Rising blast percentage or secondary acute myeloid leukemia (sAML) transformation in myeloproliferative neoplasms (MPNs) leads to JAK1/2 inhibitor (JAKi) therapy resistance and poor survival. Here, we demonstrate that treatment with the CDK7 inhibitor (CDK7i) SY-5609 depletes phenotypically characterized post-MPN sAML stem/progenitor cells. In cultured post-MPN sAML SET2, HEL and patient-derived (PD) post-MPN sAML cells, SY-5609 treatment inhibited growth and induced lethality while sparing normal cells. RNA-sequencing analysis after SY-5609 treatment reduced mRNA expression of MYC, MYB, CDK4/6, PIM1, and CCND1 but increased expression of CDKN1A and BCL2L1. Mass spectrometry of SY-5609-treated MPN-sAML cells also reduced c-Myc, c-Myb, PIM1, and CDK4/6 but increased p21, caspase-9, and BAD protein levels. CRISPR-mediated CDK7 depletion also reduced cell viability of HEL cells. Cytometry by time of flight (CyTOF) analysis of SY-5609-treated PD post-MPN sAML stem/progenitor cells showed reduced c-Myc, CDK6, and PU.1 but increased protein levels of CD11b, p21, and cleaved caspase-3. Cotreatment with SY-5609 and ruxolitinib was synergistically lethal in HEL, SET2, and PD post-MPN sAML cells. A CRISPR screen in sAML cells revealed BRD4, CBP, and p300 as codependencies with CDK7i. Accordingly, cotreatment with SY-5609 and the bromodomain and extra-terminal protein inhibitor (BETi) OTX015 or pelabresib or the CBP/p300 inhibitor GNE-049 was synergistically lethal in MPN-sAML cells (including those exhibiting TP53 loss). Finally, in the HEL-Luc/GFP xenograft model, compared with each agent alone, cotreatment with SY-5609 and OTX015 reduced sAML burden and improved survival without host toxicity. These findings demonstrate promising preclinical activity of CDK7i-based combinations with BETi or CBP/p300 inhibitor against advanced MPNs, including post-MPN sAML.

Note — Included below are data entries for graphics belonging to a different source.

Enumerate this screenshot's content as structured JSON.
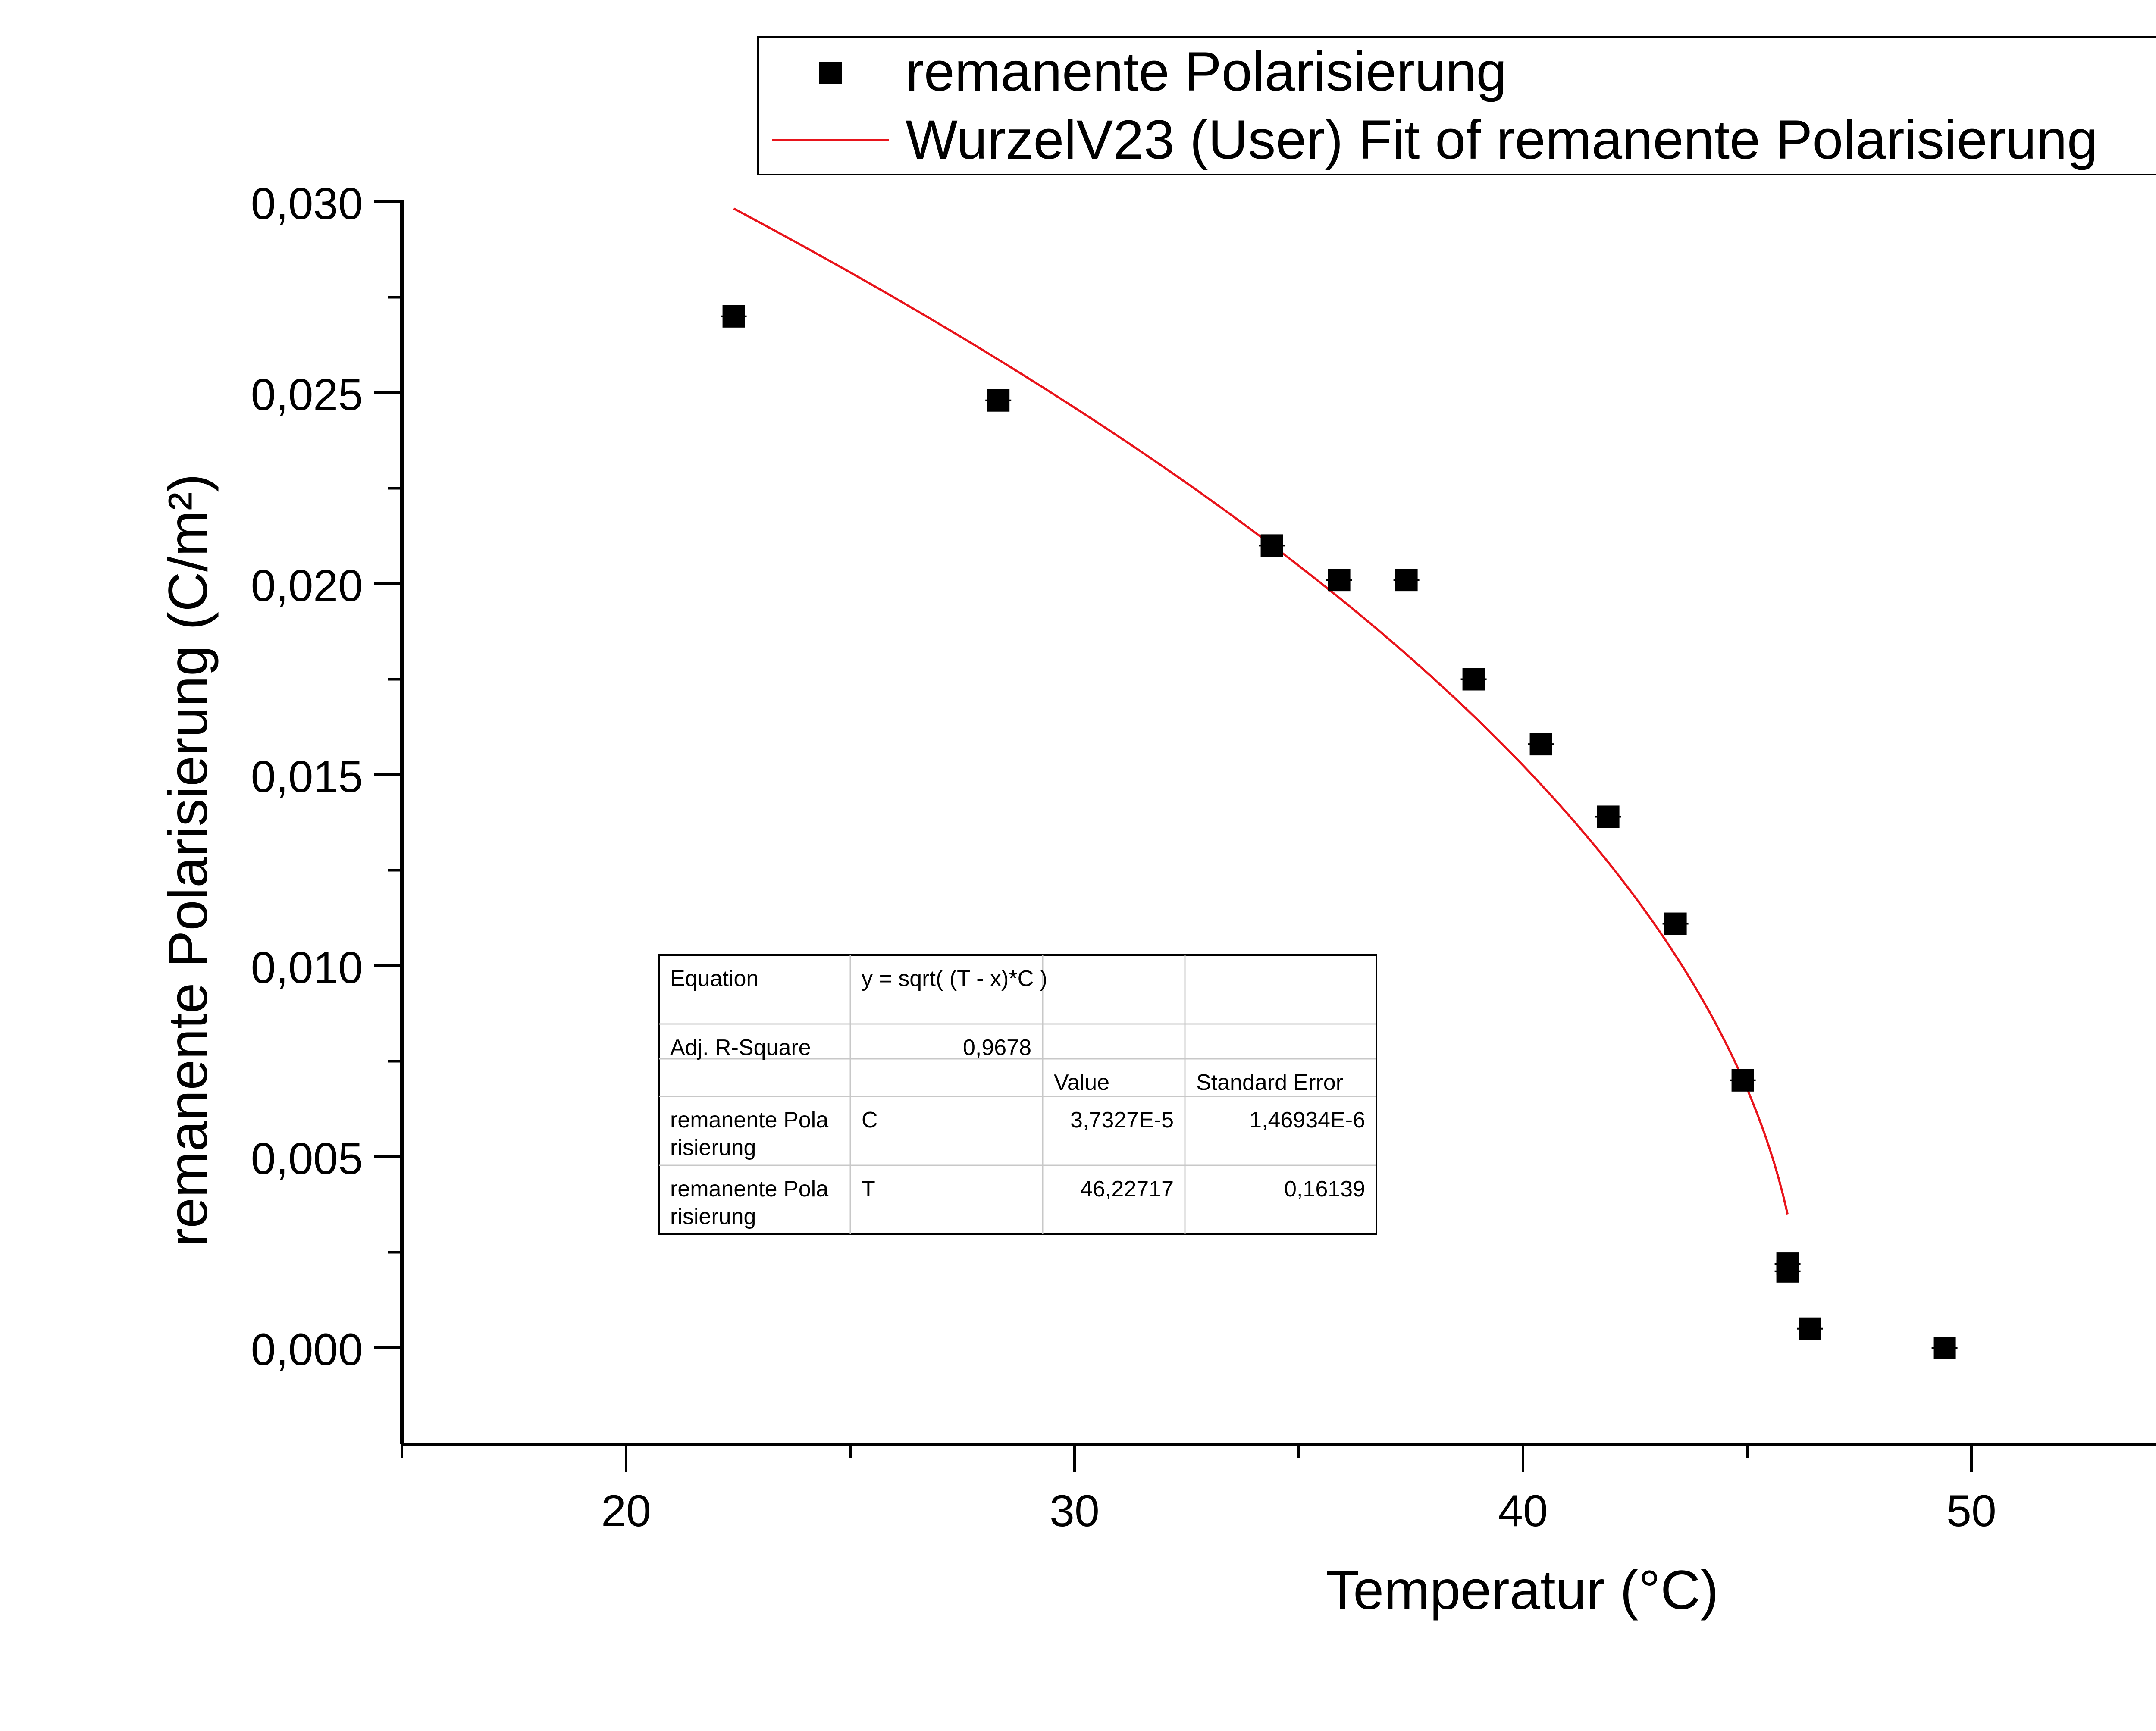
{
  "chart_data": {
    "type": "scatter",
    "xlabel": "Temperatur (°C)",
    "ylabel": "remanente Polarisierung (C/m²)",
    "xlim": [
      15,
      56
    ],
    "ylim": [
      -0.0025,
      0.03
    ],
    "x_ticks": [
      20,
      30,
      40,
      50
    ],
    "x_tick_labels": [
      "20",
      "30",
      "40",
      "50"
    ],
    "y_ticks": [
      0,
      0.005,
      0.01,
      0.015,
      0.02,
      0.025,
      0.03
    ],
    "y_tick_labels": [
      "0,000",
      "0,005",
      "0,010",
      "0,015",
      "0,020",
      "0,025",
      "0,030"
    ],
    "grid": false,
    "legend_position": "top-right",
    "series": [
      {
        "name": "remanente Polarisierung",
        "kind": "scatter",
        "marker": "square",
        "color": "#000000",
        "points": [
          [
            22.4,
            0.027
          ],
          [
            28.3,
            0.0248
          ],
          [
            34.4,
            0.021
          ],
          [
            35.9,
            0.0201
          ],
          [
            37.4,
            0.0201
          ],
          [
            38.9,
            0.0175
          ],
          [
            40.4,
            0.0158
          ],
          [
            41.9,
            0.0139
          ],
          [
            43.4,
            0.0111
          ],
          [
            44.9,
            0.007
          ],
          [
            45.9,
            0.0022
          ],
          [
            45.9,
            0.002
          ],
          [
            46.4,
            0.0005
          ],
          [
            49.4,
            0.0
          ]
        ]
      },
      {
        "name": "WurzelV23 (User) Fit of remanente Polarisierung",
        "kind": "line",
        "color": "#e8141b",
        "function": "y = sqrt( (T - x)*C )",
        "params": {
          "C": 3.7327e-05,
          "T": 46.22717
        },
        "x_range": [
          22.4,
          45.9
        ]
      }
    ],
    "fit_table": {
      "rows": [
        [
          "Equation",
          "y = sqrt( (T - x)*C )",
          "",
          ""
        ],
        [
          "Adj. R-Square",
          "0,9678",
          "",
          ""
        ],
        [
          "",
          "",
          "Value",
          "Standard Error"
        ],
        [
          "remanente Pola risierung",
          "C",
          "3,7327E-5",
          "1,46934E-6"
        ],
        [
          "remanente Pola risierung",
          "T",
          "46,22717",
          "0,16139"
        ]
      ]
    }
  }
}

骨髓增殖性肿瘤(MPN)中 blast 百分比升高或继发性急性髓系白血病(sAML)转化会导致 JAK1/2 抑制剂(JAKi)治疗耐药和生存期缩短。在此,我们证明 CDK7 抑制剂(CDK7i)SY-5609 治疗可消耗具有表型特征的 MPN 后 sAML 干/祖细胞。在培养的 MPN 后 sAML SET2、HEL 细胞以及患者来源(PD)的 MPN 后 sAML 细胞中,SY-5609 治疗抑制细胞生长并诱导细胞死亡,同时对正常细胞无影响。SY-5609 治疗后的 RNA 测序分析降低了 MYC、MYB、CDK4/6、PIM1 和 CCND1 的 mRNA 表达,但增加了 CDKN1A 和 BCL2L1 的表达。对 SY-5609 处理的 MPN-sAML 细胞进行质谱分析也降低了 c-Myc、c-Myb、PIM1 和 CDK4/6 的水平,但增加了 p21、caspase-9 和 BAD 的蛋白水平。CRISPR 介导的 CDK7 缺失也降低了 HEL 细胞的活力。对 SY-5609 处理的 PD MPN 后 sAML 干/祖细胞进行飞行时间流式细胞术(CyTOF)分析显示,c-Myc、CDK6 和 PU.1 水平降低,但 CD11b、p21 和裂解的 caspase-3 的蛋白水平增加。SY-5609 与鲁索替尼联合治疗对 HEL、SET2 和 PD MPN 后 sAML 细胞具有协同致死作用。在 sAML 细胞中进行的 CRISPR 筛选显示 BRD4、CBP 和 p300 是与 CDK7i 相互依赖的基因。因此,SY-5609 与溴结构域和额外末端蛋白抑制剂(BETi)OTX015 或派拉布瑞西或 CBP/p300 抑制剂 GNE-049 联合治疗对 MPN-sAML 细胞(包括那些 TP53 缺失的细胞)具有协同致死作用。最后,在 HEL-Luc/GFP 异种移植模型中,与单独使用每种药物相比,SY-5609 与 OTX015 联合治疗可降低 sAML 负担并改善生存期,且无宿主毒性。这些发现表明基于 CDK7i 与 BETi 或 CBP/p300 抑制剂的联合治疗对晚期 MPN,包括 MPN 后 sAML,具有有前景的临床前活性。